Mahasiswa Magister Kajian Pariwisata (MKP) Sekolah Pascasarjana Universitas Gadjah Mada melaksanakan kegiatan Kuliah Lapangan untuk Mata Kuliah Pariwisata Berbasis Komunitas pada Rabu (10/12). Kuliah lapangan ini dilakukan dengan mengunjungi Desa Ekowisata Pancoh dan Desa Wisata Pulesari, Kecamatan Turi, Kabupaten Sleman. Kegiatan ini diikuti oleh 11 mahasiswa Angkatan 2025 sebagai bagian dari pembelajaran praktik mengenai penerapan community-based development dalam pengelolaan destinasi wisata.
Kuliah lapangan ini menjadi sarana bagi mahasiswa untuk melihat secara langsung bagaimana masyarakat mengelola desa wisata berbasis alam dan budaya lokal. Selama ini, konsep tersebut dipelajari melalui diskusi dan teori di kelas, sehingga kegiatan ini memberikan kesempatan bagi mahasiswa untuk memperdalam pemahaman melalui pengalaman lapangan.
Kegiatan diawali dengan kunjungan ke Desa Ekowisata Pancoh, di mana mahasiswa mendapatkan materi dari Bapak Ngatijan, selaku pengelola desa wisata. Dalam pemaparannya, ia menekankan pentingnya kolaborasi masyarakat dalam menjaga keberlanjutan desa wisata. “Desa wisata hanya bisa berkembang jika masyarakatnya ikut terlibat dan merasa memiliki. Itu kunci utamanya,” ujarnya. Setelah pemaparan, kegiatan dilanjutkan dengan sesi diskusi serta pelaksanaan Snapshoot Assessment Sustainable Tourism Observatories, yang menjadi bagian dari tugas observasi mahasiswa.

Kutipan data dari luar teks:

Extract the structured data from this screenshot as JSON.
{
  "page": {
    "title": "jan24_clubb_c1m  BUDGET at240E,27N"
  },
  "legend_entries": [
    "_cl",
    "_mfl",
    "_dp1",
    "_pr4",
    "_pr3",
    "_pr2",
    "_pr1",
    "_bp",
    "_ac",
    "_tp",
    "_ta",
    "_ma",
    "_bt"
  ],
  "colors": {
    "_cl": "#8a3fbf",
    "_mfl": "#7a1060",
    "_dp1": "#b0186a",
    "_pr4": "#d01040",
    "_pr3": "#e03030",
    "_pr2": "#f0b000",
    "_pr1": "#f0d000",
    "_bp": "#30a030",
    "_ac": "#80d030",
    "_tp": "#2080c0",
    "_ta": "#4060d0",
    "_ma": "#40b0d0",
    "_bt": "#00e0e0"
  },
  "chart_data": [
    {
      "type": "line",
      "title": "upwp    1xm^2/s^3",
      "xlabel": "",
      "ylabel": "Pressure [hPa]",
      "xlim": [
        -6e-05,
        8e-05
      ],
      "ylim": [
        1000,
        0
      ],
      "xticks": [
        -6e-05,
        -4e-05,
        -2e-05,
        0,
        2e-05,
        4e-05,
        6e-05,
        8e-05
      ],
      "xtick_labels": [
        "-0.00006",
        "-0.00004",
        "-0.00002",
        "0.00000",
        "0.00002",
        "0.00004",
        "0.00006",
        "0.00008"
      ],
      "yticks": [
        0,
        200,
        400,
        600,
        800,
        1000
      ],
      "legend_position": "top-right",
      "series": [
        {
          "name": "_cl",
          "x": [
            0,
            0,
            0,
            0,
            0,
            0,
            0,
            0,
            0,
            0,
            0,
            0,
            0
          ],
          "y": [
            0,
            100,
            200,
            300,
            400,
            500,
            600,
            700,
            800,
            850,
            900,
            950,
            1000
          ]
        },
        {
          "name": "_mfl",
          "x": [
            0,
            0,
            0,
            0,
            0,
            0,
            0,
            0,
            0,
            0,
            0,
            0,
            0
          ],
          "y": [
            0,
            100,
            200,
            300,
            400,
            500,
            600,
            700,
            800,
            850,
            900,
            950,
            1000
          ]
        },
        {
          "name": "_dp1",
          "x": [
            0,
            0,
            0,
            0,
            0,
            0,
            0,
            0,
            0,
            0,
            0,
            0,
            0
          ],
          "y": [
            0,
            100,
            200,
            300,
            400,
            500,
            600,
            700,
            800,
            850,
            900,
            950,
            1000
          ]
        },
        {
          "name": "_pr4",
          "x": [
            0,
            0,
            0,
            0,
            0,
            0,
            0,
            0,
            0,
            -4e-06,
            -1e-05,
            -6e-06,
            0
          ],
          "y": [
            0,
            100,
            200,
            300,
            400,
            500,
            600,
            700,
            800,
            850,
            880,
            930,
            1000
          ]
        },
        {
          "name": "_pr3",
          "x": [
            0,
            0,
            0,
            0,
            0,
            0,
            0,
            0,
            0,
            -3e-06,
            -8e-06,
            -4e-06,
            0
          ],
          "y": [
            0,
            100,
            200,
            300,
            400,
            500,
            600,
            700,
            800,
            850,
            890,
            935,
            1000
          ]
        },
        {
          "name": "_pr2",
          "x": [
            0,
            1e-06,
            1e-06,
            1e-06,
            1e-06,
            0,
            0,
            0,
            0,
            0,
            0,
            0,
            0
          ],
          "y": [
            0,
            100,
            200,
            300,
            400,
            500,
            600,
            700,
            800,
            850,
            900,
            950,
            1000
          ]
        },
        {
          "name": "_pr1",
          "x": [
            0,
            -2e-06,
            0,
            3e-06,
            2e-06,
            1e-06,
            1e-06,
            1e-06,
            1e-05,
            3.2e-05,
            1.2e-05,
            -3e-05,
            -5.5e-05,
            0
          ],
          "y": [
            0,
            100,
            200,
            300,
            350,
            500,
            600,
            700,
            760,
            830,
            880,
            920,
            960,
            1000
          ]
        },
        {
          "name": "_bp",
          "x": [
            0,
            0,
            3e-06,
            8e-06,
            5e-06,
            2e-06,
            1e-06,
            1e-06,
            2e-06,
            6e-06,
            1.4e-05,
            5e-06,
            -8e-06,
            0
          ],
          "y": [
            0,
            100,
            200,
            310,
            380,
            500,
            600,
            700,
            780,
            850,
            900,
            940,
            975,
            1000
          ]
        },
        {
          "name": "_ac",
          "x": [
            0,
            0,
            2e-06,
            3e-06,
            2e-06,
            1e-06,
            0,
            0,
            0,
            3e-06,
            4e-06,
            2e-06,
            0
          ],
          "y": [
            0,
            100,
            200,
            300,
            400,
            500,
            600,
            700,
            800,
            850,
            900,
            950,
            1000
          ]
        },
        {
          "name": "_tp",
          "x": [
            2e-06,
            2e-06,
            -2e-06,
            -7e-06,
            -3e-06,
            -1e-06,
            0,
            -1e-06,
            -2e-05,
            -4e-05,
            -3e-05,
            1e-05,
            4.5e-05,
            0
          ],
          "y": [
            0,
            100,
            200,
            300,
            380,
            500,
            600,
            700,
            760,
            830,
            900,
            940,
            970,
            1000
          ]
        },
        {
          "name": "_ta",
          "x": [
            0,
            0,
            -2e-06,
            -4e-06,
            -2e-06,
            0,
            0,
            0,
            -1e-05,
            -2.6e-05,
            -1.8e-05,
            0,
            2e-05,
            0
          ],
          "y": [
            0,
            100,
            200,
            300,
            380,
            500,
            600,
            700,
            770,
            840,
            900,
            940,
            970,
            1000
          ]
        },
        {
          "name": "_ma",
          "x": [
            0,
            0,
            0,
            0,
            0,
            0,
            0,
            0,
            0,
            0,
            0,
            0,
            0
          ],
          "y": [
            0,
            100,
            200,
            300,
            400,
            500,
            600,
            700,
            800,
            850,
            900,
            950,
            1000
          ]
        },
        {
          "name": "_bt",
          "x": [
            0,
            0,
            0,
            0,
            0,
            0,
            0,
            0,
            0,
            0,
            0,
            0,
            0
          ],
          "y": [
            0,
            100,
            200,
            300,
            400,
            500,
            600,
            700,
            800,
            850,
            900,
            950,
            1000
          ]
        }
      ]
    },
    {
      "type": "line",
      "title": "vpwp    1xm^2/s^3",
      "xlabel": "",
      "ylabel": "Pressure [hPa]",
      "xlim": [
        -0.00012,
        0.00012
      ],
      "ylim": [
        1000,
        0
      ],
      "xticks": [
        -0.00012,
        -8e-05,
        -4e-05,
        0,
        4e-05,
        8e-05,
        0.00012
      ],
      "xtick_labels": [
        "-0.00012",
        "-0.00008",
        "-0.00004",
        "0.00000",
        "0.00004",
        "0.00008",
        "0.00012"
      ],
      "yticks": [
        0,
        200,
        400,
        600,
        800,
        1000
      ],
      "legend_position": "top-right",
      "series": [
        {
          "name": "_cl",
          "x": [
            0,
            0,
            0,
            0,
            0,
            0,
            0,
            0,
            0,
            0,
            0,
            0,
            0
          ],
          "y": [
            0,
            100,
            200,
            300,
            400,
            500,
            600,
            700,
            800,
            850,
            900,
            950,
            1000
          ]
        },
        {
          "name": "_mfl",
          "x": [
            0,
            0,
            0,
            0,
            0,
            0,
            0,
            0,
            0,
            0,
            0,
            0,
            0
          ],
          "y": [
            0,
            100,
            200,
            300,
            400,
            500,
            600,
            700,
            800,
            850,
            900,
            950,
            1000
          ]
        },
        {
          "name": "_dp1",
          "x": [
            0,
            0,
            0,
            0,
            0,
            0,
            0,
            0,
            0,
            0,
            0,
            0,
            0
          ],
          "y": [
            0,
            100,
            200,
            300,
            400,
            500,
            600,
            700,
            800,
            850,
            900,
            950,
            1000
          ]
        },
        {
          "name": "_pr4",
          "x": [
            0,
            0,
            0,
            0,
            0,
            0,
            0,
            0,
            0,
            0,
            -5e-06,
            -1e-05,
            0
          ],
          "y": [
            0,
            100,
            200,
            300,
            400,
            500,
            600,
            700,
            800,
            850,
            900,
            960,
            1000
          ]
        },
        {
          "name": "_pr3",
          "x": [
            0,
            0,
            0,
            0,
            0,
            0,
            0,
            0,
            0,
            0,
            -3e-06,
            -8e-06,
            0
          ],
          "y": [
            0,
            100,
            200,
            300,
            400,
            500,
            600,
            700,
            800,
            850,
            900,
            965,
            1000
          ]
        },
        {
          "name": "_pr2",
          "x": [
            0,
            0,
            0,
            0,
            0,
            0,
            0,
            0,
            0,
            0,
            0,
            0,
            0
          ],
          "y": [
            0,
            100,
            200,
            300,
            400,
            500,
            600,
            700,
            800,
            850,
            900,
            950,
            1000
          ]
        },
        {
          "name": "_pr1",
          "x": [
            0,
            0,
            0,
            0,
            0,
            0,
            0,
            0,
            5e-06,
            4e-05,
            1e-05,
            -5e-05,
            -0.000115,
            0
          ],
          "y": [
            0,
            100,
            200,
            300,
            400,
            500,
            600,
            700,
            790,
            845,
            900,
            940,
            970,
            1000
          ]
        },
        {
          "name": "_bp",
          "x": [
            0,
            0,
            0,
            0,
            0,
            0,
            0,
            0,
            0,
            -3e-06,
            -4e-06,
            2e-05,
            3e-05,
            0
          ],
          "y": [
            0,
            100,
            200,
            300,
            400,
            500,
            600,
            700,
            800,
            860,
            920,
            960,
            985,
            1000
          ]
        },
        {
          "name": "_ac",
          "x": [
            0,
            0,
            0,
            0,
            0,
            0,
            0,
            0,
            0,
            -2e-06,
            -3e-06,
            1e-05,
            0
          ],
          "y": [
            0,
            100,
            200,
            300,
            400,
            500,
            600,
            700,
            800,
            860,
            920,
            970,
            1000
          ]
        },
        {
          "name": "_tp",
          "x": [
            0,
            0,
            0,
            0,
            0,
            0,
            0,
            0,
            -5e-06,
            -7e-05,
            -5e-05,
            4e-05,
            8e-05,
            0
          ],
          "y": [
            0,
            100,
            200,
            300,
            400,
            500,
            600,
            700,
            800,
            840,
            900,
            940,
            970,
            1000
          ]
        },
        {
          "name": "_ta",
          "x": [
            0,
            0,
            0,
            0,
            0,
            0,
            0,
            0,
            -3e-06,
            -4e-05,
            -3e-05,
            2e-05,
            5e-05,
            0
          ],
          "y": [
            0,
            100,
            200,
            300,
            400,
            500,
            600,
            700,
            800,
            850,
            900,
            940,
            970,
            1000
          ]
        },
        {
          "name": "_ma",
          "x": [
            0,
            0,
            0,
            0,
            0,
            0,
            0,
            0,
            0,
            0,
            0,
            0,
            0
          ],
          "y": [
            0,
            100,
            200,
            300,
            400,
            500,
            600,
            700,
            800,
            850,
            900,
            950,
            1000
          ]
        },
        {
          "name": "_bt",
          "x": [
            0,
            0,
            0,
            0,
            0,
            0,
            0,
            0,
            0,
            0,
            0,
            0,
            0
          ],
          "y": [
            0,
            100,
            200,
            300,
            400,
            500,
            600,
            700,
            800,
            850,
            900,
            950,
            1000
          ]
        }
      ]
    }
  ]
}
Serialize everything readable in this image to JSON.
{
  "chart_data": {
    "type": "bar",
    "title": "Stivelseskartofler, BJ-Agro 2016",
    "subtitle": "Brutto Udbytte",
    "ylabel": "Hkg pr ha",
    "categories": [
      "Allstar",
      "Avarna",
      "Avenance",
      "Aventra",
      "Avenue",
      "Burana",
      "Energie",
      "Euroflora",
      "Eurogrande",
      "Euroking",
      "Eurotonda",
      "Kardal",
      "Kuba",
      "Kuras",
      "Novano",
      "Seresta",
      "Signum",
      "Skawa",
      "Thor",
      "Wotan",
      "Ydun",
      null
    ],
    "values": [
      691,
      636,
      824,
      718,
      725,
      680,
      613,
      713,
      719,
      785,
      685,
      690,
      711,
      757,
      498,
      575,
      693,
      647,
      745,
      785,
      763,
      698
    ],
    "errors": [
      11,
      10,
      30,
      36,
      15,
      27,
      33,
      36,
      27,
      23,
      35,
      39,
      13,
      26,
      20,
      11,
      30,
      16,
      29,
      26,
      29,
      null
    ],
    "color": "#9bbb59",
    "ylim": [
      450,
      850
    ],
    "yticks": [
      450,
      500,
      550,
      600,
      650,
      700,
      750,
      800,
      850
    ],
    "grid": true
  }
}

Selanjutnya, rombongan bertolak menuju Desa Wisata Pulesari. Mahasiswa mengikuti sesi pemaparan materi oleh Bapak Sarjana, pengelola desa wisata setempat, mengenai pengembangan atraksi berbasis potensi lokal, khususnya komoditas salak, budaya tradisi, serta penerapan prinsip-prinsip destinasi pariwisata berkelanjutan. Kegiatan di Desa Pulesari juga dilengkapi dengan sesi praktik lapangan berupa paket wisata edukasi, termasuk aktivitas memetik salak, belajar budidaya salak, dan mengenal olahan serba salak.
Selama kegiatan, para mahasiswa berkesempatan berdialog langsung dengan pengelola desa untuk mengidentifikasi strategi pengelolaan destinasi wisata yang inklusif dan berkelanjutan. Pembelajaran yang diperoleh akan dituliskan dalam laporan hasil pengamatan sebagai bagian dari penilaian mata kuliah.
Kegiatan ini turut didampingi pengampu mata kuliah, Drs. Hendrie Adji Kusworo, M.Sc., Ph.D. dan Dr. Ir. Muhamad, S.T., M.T., IPU., ASEAN.Eng., yang menegaskan pentingnya pengalaman empiris dalam memahami dinamika destinasi wisata berbasis komunitas.
Melalui kegiatan ini, mahasiswa diharapkan mampu menerapkan konsep community-based development dan menilai implementasinya dalam konteks destinasi pariwisata berkelanjutan sesuai pedoman Permenparekraf Nomor 9 Tahun 2021.